Creative expression informs our feelings, actions, and insights. I’ve noticed this effect as I work with clients. In one example, my client was asked to create a mask of her subpersonality. She noticed how bland it was and how that represented the feeling she was repressing. Another example was when a client drew the complexity of his three-headed face and wrestled with which one to display to the world. A great example of insight was when my client entered the session not knowing what to talk about. I handed her an array of image cards. Organically, she chose cards that led to her having one of the most insightful sessions to date. These are just a few examples of how our imagination is awakened and our mindfulness enhanced via creative expression.
Heeding the Call
The call (unconscious yearning) arises in what I refer to as inklings. Inklings are subtle clues to threads of our greater knowing. Springing from our bellies like bubbly from champagne flutes, these little gurglings of consciousness seek attention. I advise you to give them space. I’ve seen time and time again how important it is to listen to these subtle cues. With practice we can notice these inklings more and more, supporting a voice for our yearnings. With time and a bit of patience we can improve the skill of noticing what is bubbling to the surface.

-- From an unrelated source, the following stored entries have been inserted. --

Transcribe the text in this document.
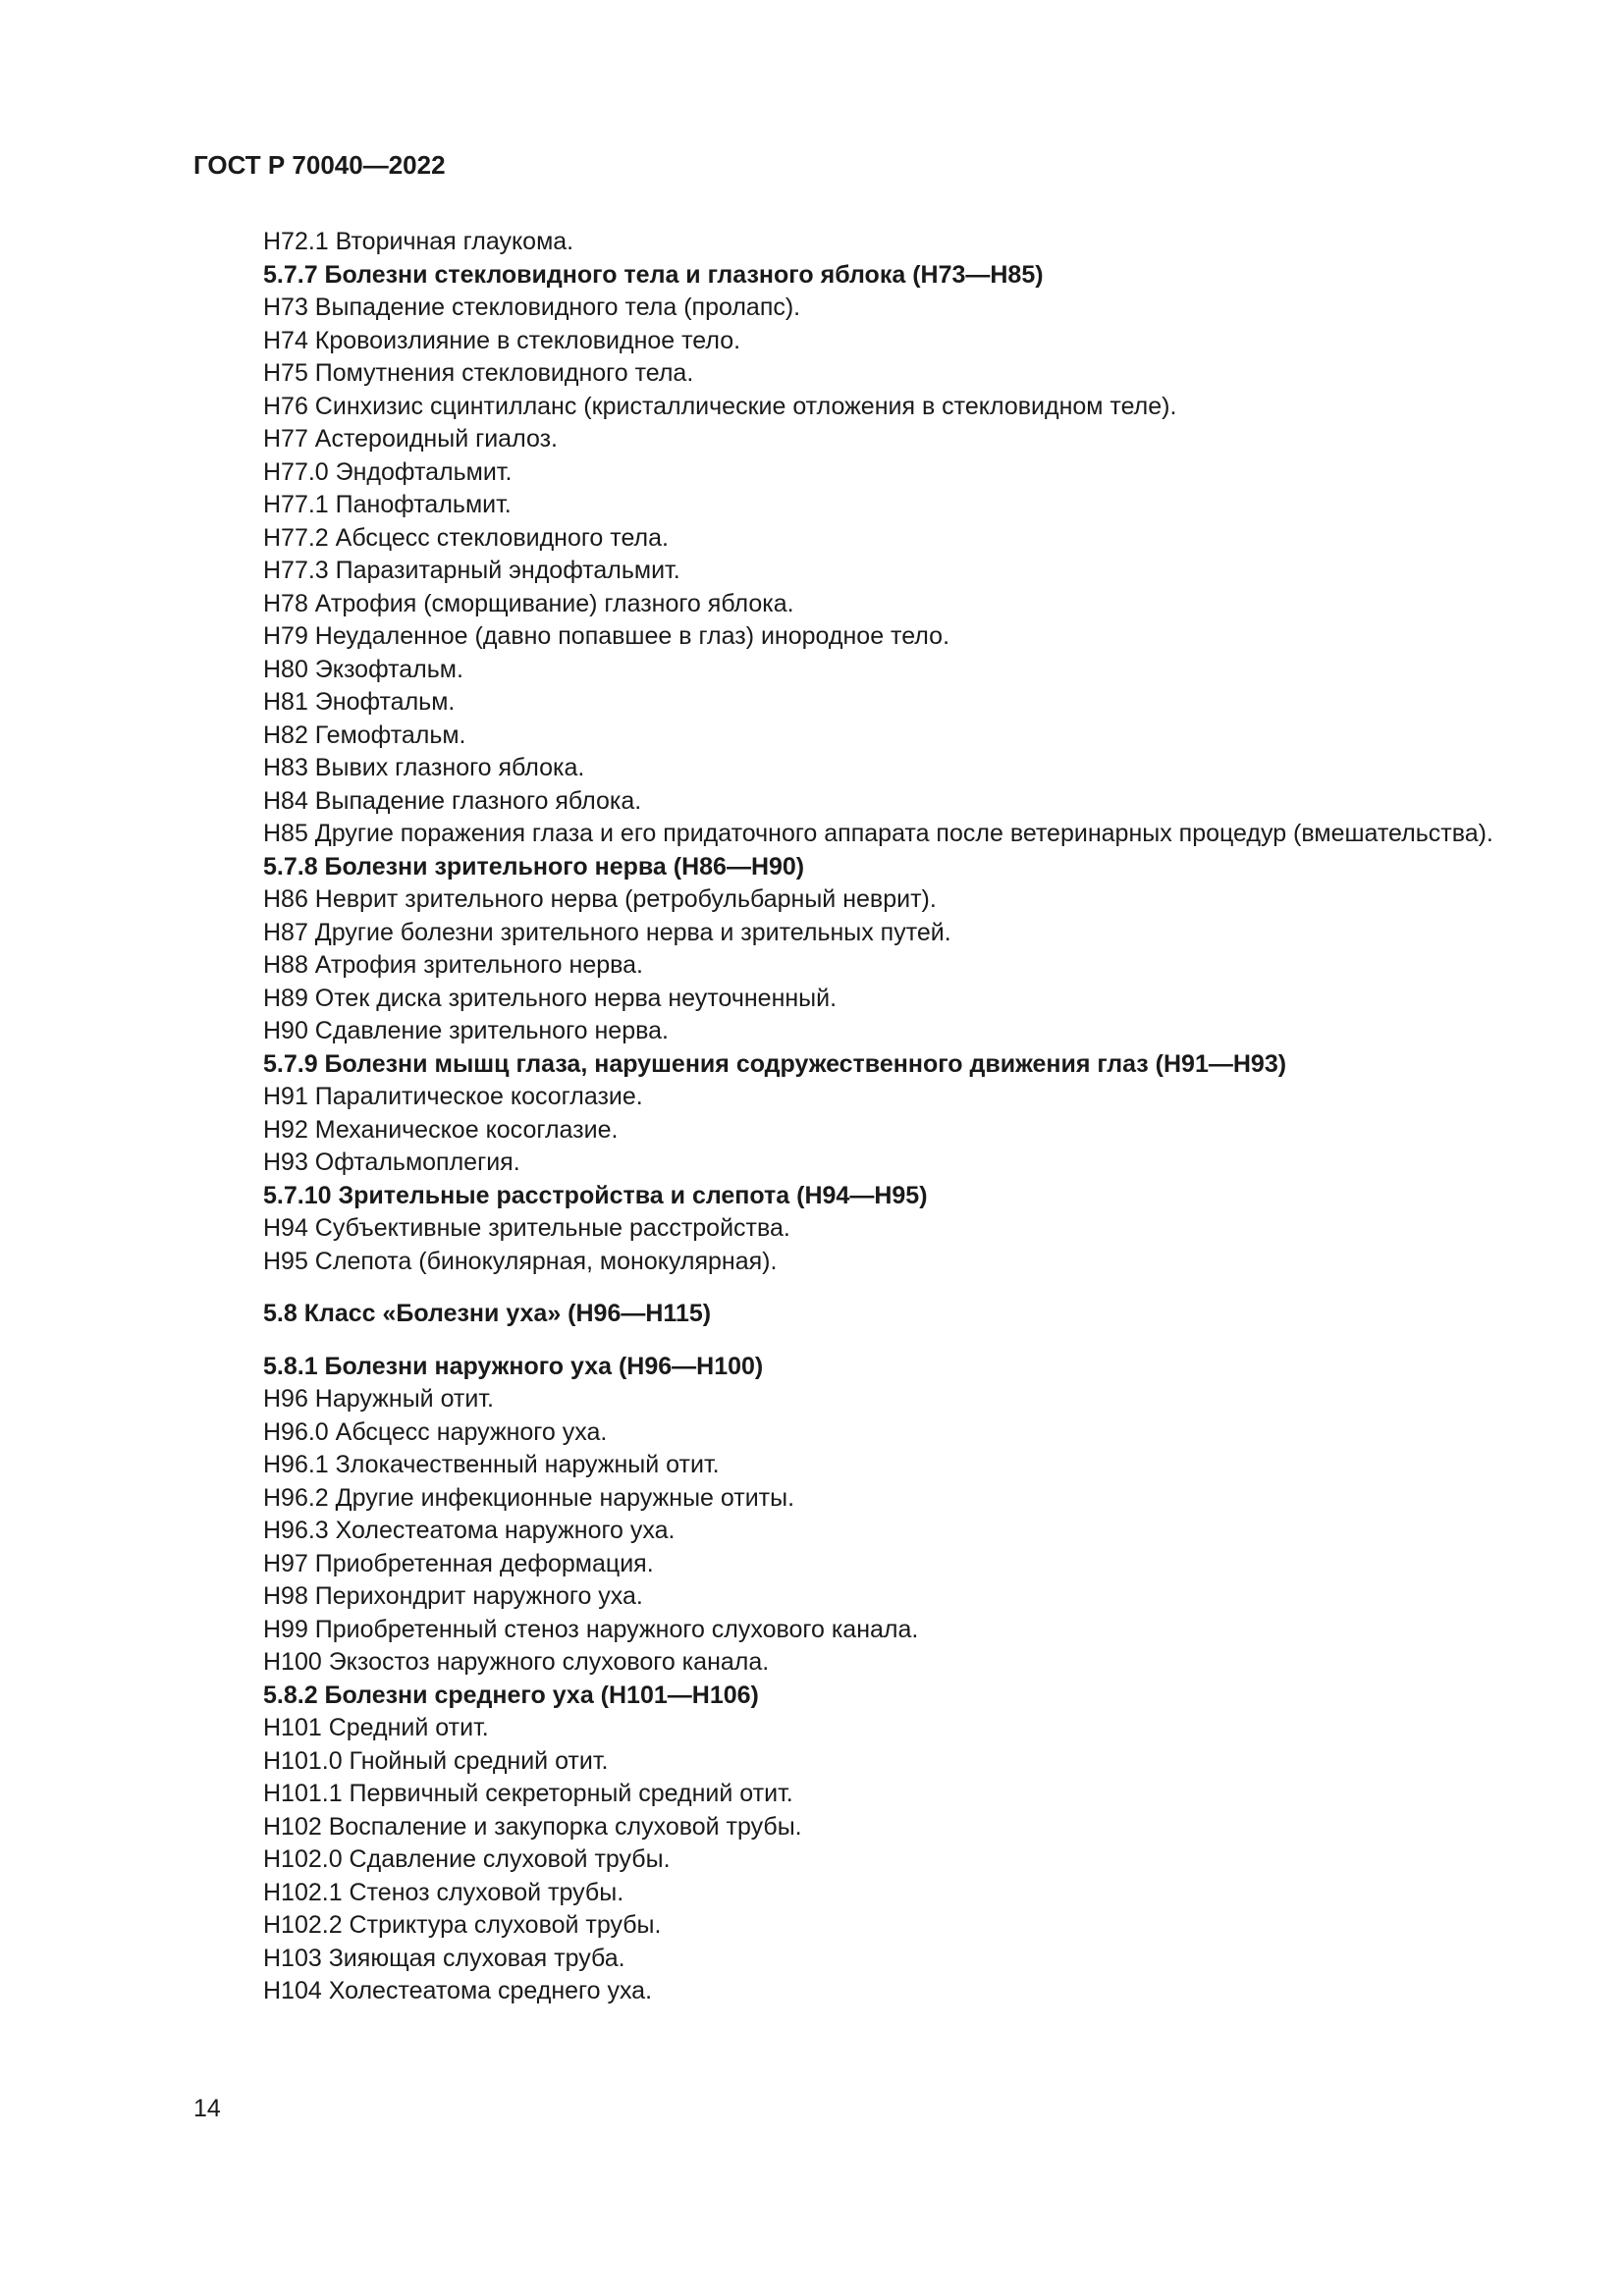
ГОСТ Р 70040—2022
H72.1 Вторичная глаукома.
5.7.7 Болезни стекловидного тела и глазного яблока (H73—H85)
H73 Выпадение стекловидного тела (пролапс).
H74 Кровоизлияние в стекловидное тело.
H75 Помутнения стекловидного тела.
H76 Синхизис сцинтилланс (кристаллические отложения в стекловидном теле).
H77 Астероидный гиалоз.
H77.0 Эндофтальмит.
H77.1 Панофтальмит.
H77.2 Абсцесс стекловидного тела.
H77.3 Паразитарный эндофтальмит.
H78 Атрофия (сморщивание) глазного яблока.
H79 Неудаленное (давно попавшее в глаз) инородное тело.
H80 Экзофтальм.
H81 Энофтальм.
H82 Гемофтальм.
H83 Вывих глазного яблока.
H84 Выпадение глазного яблока.
H85 Другие поражения глаза и его придаточного аппарата после ветеринарных процедур (вмешательства).
5.7.8 Болезни зрительного нерва (H86—H90)
H86 Неврит зрительного нерва (ретробульбарный неврит).
H87 Другие болезни зрительного нерва и зрительных путей.
H88 Атрофия зрительного нерва.
H89 Отек диска зрительного нерва неуточненный.
H90 Сдавление зрительного нерва.
5.7.9 Болезни мышц глаза, нарушения содружественного движения глаз (H91—H93)
H91 Паралитическое косоглазие.
H92 Механическое косоглазие.
H93 Офтальмоплегия.
5.7.10 Зрительные расстройства и слепота (H94—H95)
H94 Субъективные зрительные расстройства.
H95 Слепота (бинокулярная, монокулярная).
5.8 Класс «Болезни уха» (H96—H115)
5.8.1 Болезни наружного уха (H96—H100)
H96 Наружный отит.
H96.0 Абсцесс наружного уха.
H96.1 Злокачественный наружный отит.
H96.2 Другие инфекционные наружные отиты.
H96.3 Холестеатома наружного уха.
H97 Приобретенная деформация.
H98 Перихондрит наружного уха.
H99 Приобретенный стеноз наружного слухового канала.
H100 Экзостоз наружного слухового канала.
5.8.2 Болезни среднего уха (H101—H106)
H101 Средний отит.
H101.0 Гнойный средний отит.
H101.1 Первичный секреторный средний отит.
H102 Воспаление и закупорка слуховой трубы.
H102.0 Сдавление слуховой трубы.
H102.1 Стеноз слуховой трубы.
H102.2 Стриктура слуховой трубы.
H103 Зияющая слуховая труба.
H104 Холестеатома среднего уха.
14
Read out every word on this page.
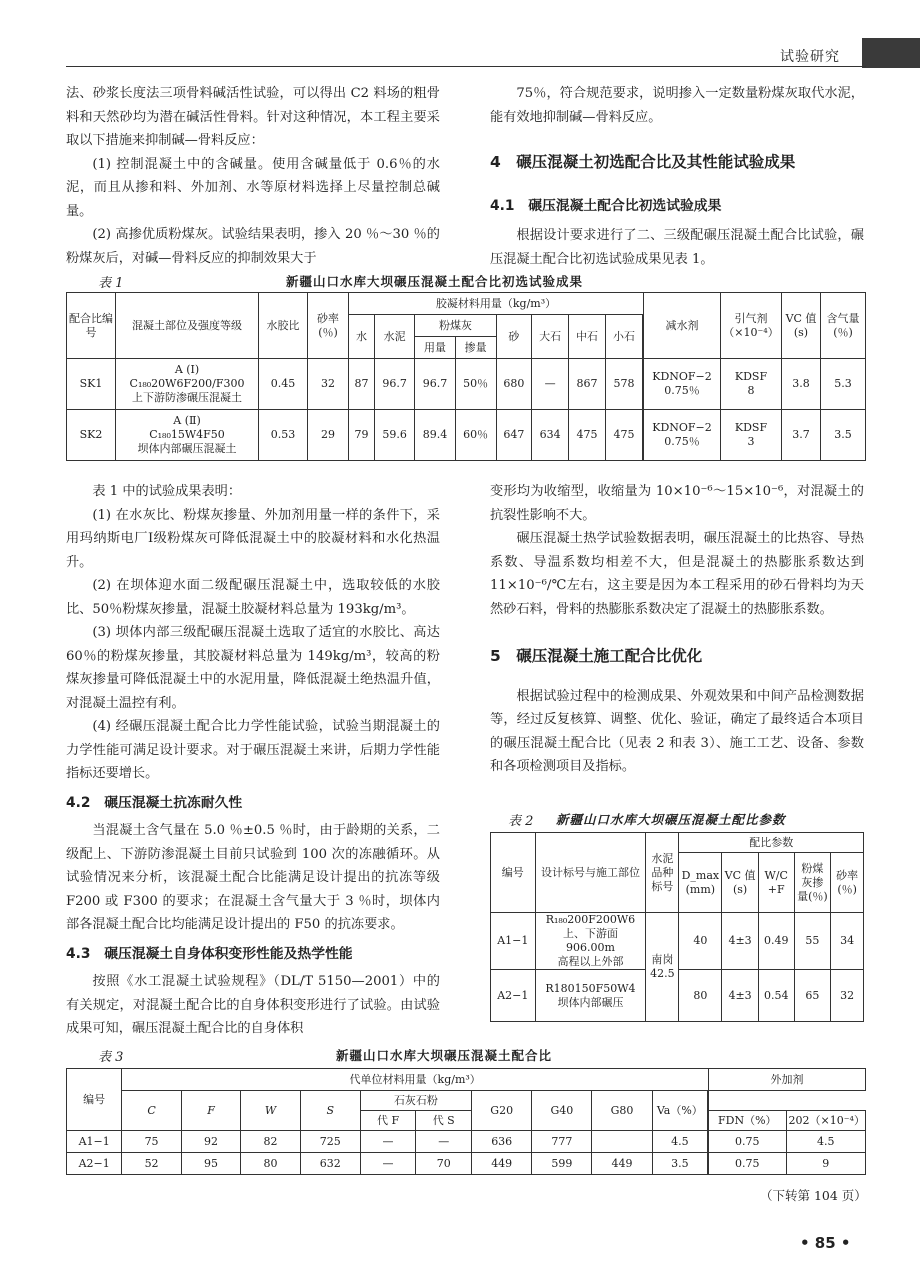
试验研究

法、砂浆长度法三项骨料碱活性试验，可以得出 C2 料场的粗骨料和天然砂均为潜在碱活性骨料。针对这种情况，本工程主要采取以下措施来抑制碱—骨料反应：

(1) 控制混凝土中的含碱量。使用含碱量低于 0.6％的水泥，而且从掺和料、外加剂、水等原材料选择上尽量控制总碱量。

(2) 高掺优质粉煤灰。试验结果表明，掺入 20 ％～30 ％的粉煤灰后，对碱—骨料反应的抑制效果大于

75％，符合规范要求，说明掺入一定数量粉煤灰取代水泥，能有效地抑制碱—骨料反应。

4　碾压混凝土初选配合比及其性能试验成果

4.1　碾压混凝土配合比初选试验成果

根据设计要求进行了二、三级配碾压混凝土配合比试验，碾压混凝土配合比初选试验成果见表 1。

表 1	新疆山口水库大坝碾压混凝土配合比初选试验成果
配合比编号	混凝土部位及强度等级	水胶比	砂率(％)	胶凝材料用量（kg/m³）								减水剂	引气剂（×10⁻⁴）	VC 值(s)	含气量(％)
				水	水泥	粉煤灰		砂	大石	中石	小石				
						用量	掺量								
SK1	A (Ⅰ)
C₁₈₀20W6F200/F300
上下游防渗碾压混凝土	0.45	32	87	96.7	96.7	50％	680	—	867	578		KDNOF−2
0.75％	KDSF
8	3.8	5.3
SK2	A (Ⅱ)
C₁₈₀15W4F50
坝体内部碾压混凝土	0.53	29	79	59.6	89.4	60％	647	634	475	475		KDNOF−2
0.75％	KDSF
3	3.7	3.5

表 1 中的试验成果表明：

(1) 在水灰比、粉煤灰掺量、外加剂用量一样的条件下，采用玛纳斯电厂Ⅰ级粉煤灰可降低混凝土中的胶凝材料和水化热温升。

(2) 在坝体迎水面二级配碾压混凝土中，选取较低的水胶比、50％粉煤灰掺量，混凝土胶凝材料总量为 193kg/m³。

(3) 坝体内部三级配碾压混凝土选取了适宜的水胶比、高达 60％的粉煤灰掺量，其胶凝材料总量为 149kg/m³，较高的粉煤灰掺量可降低混凝土中的水泥用量，降低混凝土绝热温升值，对混凝土温控有利。

(4) 经碾压混凝土配合比力学性能试验，试验当期混凝土的力学性能可满足设计要求。对于碾压混凝土来讲，后期力学性能指标还要增长。

4.2　碾压混凝土抗冻耐久性

当混凝土含气量在 5.0 ％±0.5 ％时，由于龄期的关系，二级配上、下游防渗混凝土目前只试验到 100 次的冻融循环。从试验情况来分析，该混凝土配合比能满足设计提出的抗冻等级 F200 或 F300 的要求；在混凝土含气量大于 3 ％时，坝体内部各混凝土配合比均能满足设计提出的 F50 的抗冻要求。

4.3　碾压混凝土自身体积变形性能及热学性能

按照《水工混凝土试验规程》（DL/T 5150—2001）中的有关规定，对混凝土配合比的自身体积变形进行了试验。由试验成果可知，碾压混凝土配合比的自身体积

变形均为收缩型，收缩量为 10×10⁻⁶～15×10⁻⁶，对混凝土的抗裂性影响不大。

碾压混凝土热学试验数据表明，碾压混凝土的比热容、导热系数、导温系数均相差不大，但是混凝土的热膨胀系数达到 11×10⁻⁶/℃左右，这主要是因为本工程采用的砂石骨料均为天然砂石料，骨料的热膨胀系数决定了混凝土的热膨胀系数。

5　碾压混凝土施工配合比优化

根据试验过程中的检测成果、外观效果和中间产品检测数据等，经过反复核算、调整、优化、验证，确定了最终适合本项目的碾压混凝土配合比（见表 2 和表 3）、施工工艺、设备、参数和各项检测项目及指标。

表 2 新疆山口水库大坝碾压混凝土配比参数
编号	设计标号与施工部位	水泥品种标号	配比参数				
			D_max (mm)	VC 值(s)	W/C +F	粉煤灰掺量(％)	砂率(％)
A1−1	R₁₈₀200F200W6
上、下游面 906.00m
高程以上外部	南岗 42.5	40	4±3	0.49	55	34
A2−1	R180150F50W4
坝体内部碾压		80	4±3	0.54	65	32
表 3	新疆山口水库大坝碾压混凝土配合比
编号	代单位材料用量（kg/m³）										外加剂	
	C	F	W	S	石灰石粉		G20	G40	G80	Va（%）	
					代 F	代 S					FDN（%）	202（×10⁻⁴）
A1−1	75	92	82	725	—	—	636	777		4.5		0.75	4.5
A2−1	52	95	80	632	—	70	449	599	449	3.5		0.75	9
（下转第 104 页）
• 85 •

One way in which we can pay attention more cleverly is by using the expressive arts. The arts support getting out of our heads and into the subtle sensations of the body where images, colors, and fantasies lie. By veering away from our usual way of linear processing, we tap new information. For instance, you may notice body sensations as you feel anxious. When this happens, you have the opportunity to check in with yourself and decide what that is about. You can grab your journal and scribe your thoughts onto paper. You can move with the energy and see how it shifts and changes. You might even give voice to it by letting out a primal scream. Perhaps you feel more inclined to draw its color or shape and give it a title. Whatever your chosen vehicle, you bring attention to it and allow it to breathe by giving it more space.
So I ask you, is the soul’s voice calling you? If your imagination hasn’t been exercised since the last full moon, it may be time to give it a nudge, dust it off, and let it breathe. Gather your pen, paintbrush, a scrap of paper, a glue stick, and a handful of magazines, and throw caution out the window. Listen to your daydreams, create a collage, and let your mind relish in discovery. Attend and feed to your garden and see what sprouts. Doing so will breathe new life into your self-disciplined ways of living, releasing vast new adventures in growth.